The UMWA plan was funded to about 94 percent of its
obligations as recently as 2008, but the crash of the coal industry has decimated it.
“Bad management and competition from gas have forced four of the five biggest coal companies in the United States to declare bankruptcy, and the ability of coal miners to receive their pensions and healthcare benefits is dependent on a healthy coal industry,” said Patrick McGinley, a professor at the West Virginia University College of Law.
“So with these enormous bankruptcies and the shedding of bankrupt coal companies’ liabilities through the reorganization process, there’s simply no money left to support the agreement that both the federal government and coal companies made.”
While the Miners Protection Act has bipartisan support, it faces opposition from some conservatives who fear that Congress will soon be expected to bail out more troubled pension plans.
Rachel Greszler, an analyst at Heritage Foundation, said the federal government never made the promise to miners that supporters of the bill claim.
“This is not about whether you support coal miners or not, or if you support a union or not,” she said. “It’s about the precedent you set. And if you do this because they provided a service to the country, what about every other worker who provided a service to the country?”
Senate Majority Leader Mitch McConnell (R-Ky.), an outspoken advocate for coal, reportedly removed the pension bill from last year’s omnibus spending package at the last minute. His office has declined to comment on that report, from The Washington Post.

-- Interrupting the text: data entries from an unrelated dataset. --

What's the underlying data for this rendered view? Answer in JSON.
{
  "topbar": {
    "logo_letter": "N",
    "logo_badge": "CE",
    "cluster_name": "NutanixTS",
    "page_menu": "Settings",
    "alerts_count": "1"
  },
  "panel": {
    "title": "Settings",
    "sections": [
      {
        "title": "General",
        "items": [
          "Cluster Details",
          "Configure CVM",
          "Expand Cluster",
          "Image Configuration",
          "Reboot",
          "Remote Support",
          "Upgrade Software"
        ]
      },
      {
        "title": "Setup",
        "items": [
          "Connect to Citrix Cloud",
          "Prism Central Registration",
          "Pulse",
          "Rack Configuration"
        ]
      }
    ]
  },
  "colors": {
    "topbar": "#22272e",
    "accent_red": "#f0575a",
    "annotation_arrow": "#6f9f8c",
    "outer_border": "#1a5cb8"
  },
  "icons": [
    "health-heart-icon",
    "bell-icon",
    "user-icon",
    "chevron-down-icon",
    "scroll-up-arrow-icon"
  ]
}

Brown said on the Senate floor earlier this year that McConnell’s opposition stemmed from the UMWA’s support for his election opponent, Alison Lundergan Grimes, in 2014.
Robert Steurer, a spokesman for McConnell, disputed Brown’s conclusion and said the majority leader “has been and remains committed to helping ensure the retirement security of our nation’s retirees, including coal miners,” but he believes “this issue deserves an open, transparent debate through regular order.”
Manchin and Sen. Shelley Moore Capito (R-W.Va.) said they believe McConnell would be willing to bring the pension bill up for a Senate vote if it goes through “regular order.” They said Finance Committee Chairman Orrin Hatch (R-Utah) has agreed to hold a vote on the bill next week.
Sen. Pat Toomey (R-Pa.) had been another coal-state holdout of the bill, but he came out in favor of it on Wednesday.
“While the Miners Protection Act is not perfect, I will vote in support of it in the Finance Committee later this month,” he said. “We must move this bipartisan measure forward quickly to solve an urgent problem.”
His election opponent this year, Democrat Katie McGinty, had been using the Miners Protection Act as a campaign wedge, holding a news conference Wednesday morning to criticize him for not supporting it.
“In Pat Toomey, we have a senator who will not stand up for his hardest-working constituents who, frankly, are being ripped off by their government right here and right now if this legislation doesn’t get passed and get passed right now,” she said.
Democrats see the race between Toomey and McGinty as a pickup opportunity that could shift control of the Senate.